Maybe not soulless – generic.
“Yeah, 100%. I agree.” He shrugs. It is what it is though To be honest, everything that they’re doing now, it’s just packaged different, but it’s always been there. There’s always been people talking in the same way as the trap people are now. Whether it’s about drugs, guns, girls, all of this, it’s the same message, but it’s just different sonics. And yeah, it is generic. But I think it’s also a good thing in a bad, weird way, because if we didn’t have all of this generic rap, people wouldn’t be able to pick out artists who aren’t generic. It works hand in hand.”
Stride’s stand-out, ‘Shanduka’, involves Jafaris having a conversation with his own ego, and could easily be a companion song to Kendrick Lamar’s To Pimp A Butterfly track ‘u’. Where did the concept for that come from?
“So ‘shanduka’, in my language, means ‘switching up’,” he explains. “It’s that moment where I first have a conversation with my ego. And my ego… I think of this like a film in my head. ‘Shanduka’ is the first time my ego is presented on the album. It’s the first time you hear his words, his voice – that’s a real battle I’ve gone through. Because all of this music stuff comes with a lot of praise and people saying, ‘You’re amazing!’ all the time. That’s great, but it puts you in a space where you start to say to yourself: ’I am the shit. Yeah, I am, aren’t I?’ I definitely had moments where I felt like that. But I had to attack that before it could become a thing. And that’s where the song came from, it’s a back and forth between my ego and I.”

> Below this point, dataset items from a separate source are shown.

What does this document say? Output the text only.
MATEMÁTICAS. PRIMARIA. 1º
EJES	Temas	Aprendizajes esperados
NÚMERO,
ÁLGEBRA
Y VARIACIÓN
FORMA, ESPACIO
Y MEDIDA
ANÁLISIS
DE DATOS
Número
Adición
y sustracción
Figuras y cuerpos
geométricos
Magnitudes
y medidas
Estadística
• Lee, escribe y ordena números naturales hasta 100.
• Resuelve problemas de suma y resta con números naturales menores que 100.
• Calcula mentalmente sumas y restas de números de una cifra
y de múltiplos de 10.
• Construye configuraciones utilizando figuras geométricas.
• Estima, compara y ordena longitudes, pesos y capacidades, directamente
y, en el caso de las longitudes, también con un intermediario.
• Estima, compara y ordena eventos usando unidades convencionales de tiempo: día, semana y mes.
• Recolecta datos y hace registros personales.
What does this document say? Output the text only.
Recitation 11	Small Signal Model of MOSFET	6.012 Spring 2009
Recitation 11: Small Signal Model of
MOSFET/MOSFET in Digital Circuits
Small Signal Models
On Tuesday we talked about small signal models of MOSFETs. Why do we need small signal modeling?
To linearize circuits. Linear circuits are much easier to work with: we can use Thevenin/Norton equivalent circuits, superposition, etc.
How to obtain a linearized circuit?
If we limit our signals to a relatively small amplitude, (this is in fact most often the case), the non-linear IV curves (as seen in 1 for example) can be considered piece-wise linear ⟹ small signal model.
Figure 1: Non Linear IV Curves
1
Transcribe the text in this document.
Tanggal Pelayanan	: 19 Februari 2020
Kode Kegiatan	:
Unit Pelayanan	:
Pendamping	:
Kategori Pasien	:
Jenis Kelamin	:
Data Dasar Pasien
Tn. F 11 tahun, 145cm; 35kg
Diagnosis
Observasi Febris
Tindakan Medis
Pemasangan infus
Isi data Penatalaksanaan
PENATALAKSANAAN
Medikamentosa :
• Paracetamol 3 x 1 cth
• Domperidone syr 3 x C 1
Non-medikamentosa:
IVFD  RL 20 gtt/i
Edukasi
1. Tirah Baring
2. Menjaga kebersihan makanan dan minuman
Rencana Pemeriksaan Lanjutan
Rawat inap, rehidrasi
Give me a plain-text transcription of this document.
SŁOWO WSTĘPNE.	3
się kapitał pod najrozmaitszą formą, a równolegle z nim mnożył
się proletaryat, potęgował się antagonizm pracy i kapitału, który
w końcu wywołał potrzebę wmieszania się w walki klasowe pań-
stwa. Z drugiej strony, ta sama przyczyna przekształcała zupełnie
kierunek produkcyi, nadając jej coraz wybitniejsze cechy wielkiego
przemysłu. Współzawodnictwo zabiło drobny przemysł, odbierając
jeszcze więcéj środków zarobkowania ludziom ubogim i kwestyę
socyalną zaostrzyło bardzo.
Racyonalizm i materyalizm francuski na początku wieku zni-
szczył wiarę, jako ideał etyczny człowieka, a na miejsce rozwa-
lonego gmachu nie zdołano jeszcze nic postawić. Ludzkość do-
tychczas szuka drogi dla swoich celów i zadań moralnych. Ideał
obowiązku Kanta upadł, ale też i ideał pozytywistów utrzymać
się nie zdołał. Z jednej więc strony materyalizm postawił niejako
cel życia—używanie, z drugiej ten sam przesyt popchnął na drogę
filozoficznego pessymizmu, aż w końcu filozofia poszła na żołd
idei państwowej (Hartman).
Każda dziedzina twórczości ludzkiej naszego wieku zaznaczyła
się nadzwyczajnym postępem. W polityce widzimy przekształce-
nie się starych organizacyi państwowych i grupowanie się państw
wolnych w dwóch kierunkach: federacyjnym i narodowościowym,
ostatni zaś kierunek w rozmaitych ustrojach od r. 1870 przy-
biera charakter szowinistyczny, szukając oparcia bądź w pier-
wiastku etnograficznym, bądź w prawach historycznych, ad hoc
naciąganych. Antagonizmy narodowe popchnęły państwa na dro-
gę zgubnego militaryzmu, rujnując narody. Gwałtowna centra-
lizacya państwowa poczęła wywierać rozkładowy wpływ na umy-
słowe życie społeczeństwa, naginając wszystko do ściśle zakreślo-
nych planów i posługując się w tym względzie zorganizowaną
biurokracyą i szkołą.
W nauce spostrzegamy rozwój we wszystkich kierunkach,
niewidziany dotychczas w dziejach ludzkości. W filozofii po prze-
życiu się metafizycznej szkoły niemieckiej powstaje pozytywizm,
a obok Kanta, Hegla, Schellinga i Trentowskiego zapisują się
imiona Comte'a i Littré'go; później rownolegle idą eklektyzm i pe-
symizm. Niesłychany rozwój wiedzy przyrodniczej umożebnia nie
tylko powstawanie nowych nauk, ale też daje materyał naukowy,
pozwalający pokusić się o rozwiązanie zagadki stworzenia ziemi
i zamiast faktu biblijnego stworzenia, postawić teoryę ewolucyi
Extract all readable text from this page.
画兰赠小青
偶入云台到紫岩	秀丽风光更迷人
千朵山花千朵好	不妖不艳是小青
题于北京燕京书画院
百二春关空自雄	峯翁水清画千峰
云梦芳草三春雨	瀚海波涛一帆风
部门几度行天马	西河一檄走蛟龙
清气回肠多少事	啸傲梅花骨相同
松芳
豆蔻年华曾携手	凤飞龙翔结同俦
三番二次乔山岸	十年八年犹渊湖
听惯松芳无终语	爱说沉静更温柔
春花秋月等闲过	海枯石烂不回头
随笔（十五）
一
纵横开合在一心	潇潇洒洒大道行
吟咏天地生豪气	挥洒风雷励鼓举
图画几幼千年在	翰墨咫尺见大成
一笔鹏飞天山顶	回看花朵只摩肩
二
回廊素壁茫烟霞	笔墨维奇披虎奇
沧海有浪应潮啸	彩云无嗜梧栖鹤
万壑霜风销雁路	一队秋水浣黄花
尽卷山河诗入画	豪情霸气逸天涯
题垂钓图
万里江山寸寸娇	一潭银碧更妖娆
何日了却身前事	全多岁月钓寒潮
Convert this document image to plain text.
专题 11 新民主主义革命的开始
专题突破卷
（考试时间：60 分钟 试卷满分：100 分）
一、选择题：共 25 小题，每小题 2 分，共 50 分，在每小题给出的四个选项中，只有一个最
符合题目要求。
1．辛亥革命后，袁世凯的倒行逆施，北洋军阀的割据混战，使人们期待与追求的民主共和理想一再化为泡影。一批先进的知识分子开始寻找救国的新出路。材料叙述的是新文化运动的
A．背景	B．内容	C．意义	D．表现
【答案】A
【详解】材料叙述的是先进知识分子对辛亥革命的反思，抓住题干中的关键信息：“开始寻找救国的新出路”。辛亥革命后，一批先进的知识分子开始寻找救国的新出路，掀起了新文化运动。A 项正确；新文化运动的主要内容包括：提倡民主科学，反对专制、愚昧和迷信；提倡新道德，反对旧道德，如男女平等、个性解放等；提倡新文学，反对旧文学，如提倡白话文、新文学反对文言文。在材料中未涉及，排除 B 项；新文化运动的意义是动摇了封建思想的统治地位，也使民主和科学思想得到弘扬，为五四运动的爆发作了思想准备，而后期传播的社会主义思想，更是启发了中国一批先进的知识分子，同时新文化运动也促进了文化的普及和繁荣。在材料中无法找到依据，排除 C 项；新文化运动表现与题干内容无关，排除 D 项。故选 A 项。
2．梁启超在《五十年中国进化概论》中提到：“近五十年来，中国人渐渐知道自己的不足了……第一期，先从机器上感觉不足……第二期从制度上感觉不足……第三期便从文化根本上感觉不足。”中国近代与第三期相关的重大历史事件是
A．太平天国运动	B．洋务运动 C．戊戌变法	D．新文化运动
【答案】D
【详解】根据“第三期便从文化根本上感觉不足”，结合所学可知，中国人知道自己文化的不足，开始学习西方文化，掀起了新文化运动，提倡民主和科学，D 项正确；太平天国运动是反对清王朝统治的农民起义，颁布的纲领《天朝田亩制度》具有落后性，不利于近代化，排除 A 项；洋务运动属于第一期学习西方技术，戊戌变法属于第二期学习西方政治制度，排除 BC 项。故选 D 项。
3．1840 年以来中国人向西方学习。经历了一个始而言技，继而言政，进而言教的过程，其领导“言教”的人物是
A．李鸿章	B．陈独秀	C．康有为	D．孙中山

How much was he trying to bring Zimbabwean culture into his music?
“It was around the time I went to Zimbabwe that I was thinking, ‘I’m very detached from my culture and my people.’ I started noticing how I wasn’t shouting about the country as much as I was about Ireland. And that bothered me. Other people I knew from there would say, ‘How come you don’t say anything about your culture?’, and I had to think about it. I have a bit in the album between ‘God’s Not Stupid’ and ‘Shanduka’ where my family’s singing in the song, and they’re singing my language. I recorded that in Zimbabwe, not really thinking that it was going to make the album. But when I was listening back, I was like ‘I need to put a bit of my culture back into it.’”
Jafaris’ music also reached a wider audience with a series of ambitious videos for his single ‘Found My Feet’ – which saw him skydiving out of an aeroplane – and ‘Time’, which boasted a gorgeously shot clip made in LA. Was the idea to always incorporate a strong visual element?
“Yeah, when I first met Ivan, and he decided he wanted to be my manager, the first thing I said was, ‘I’m a visual artist.’ I want the music to go hand in hand with the videos. Because I know people listen to lyrics, but don’t always pay attention. So the reason I put so much weight on the videos is because it’s the only way people understand exactly what I’m trying to say. And when I met Nathan Barlow [director and frequent Jafaris collaborator], he was the only other person who was seeing my vision to the full extent. Even with the very minimal budget that we had for each video, he’d always go the extra mile.”
The day before our interview, Jafaris was in London meeting with labels and talking about potential deals for the future. Spotify has taken a big interest in the rapper, parachuting his music onto some of their top new music playlists, while his debut album is likely to land critical acclaim. What’s the long-term goal? Sign with a major label? Go independent?
“We’ve been having a lot of discussions lately,” he says. “I came into the game with that whole Chance The Rapper mindset – do it independently – because I thought that was so impressive. But obviously you need backing of some sort to reach the masses. The most important thing for me and my manager is that no matter what we do, we keep the music ours; we keep the rights. And whatever other aid that we can get, as long as it’s mutually beneficial, then that works for us. As well as that, I wanna evolve that into other things eventually. I’m very A&R minded. I’m always listening to new artists. I’m always trying to find out who’s new in Ireland. I wanna get to a place where my voice matters, so I can bring other artists up with me.”
Stride is released on DFL Records on March 9. Jafaris plays the Button Factory, Dublin on May 3.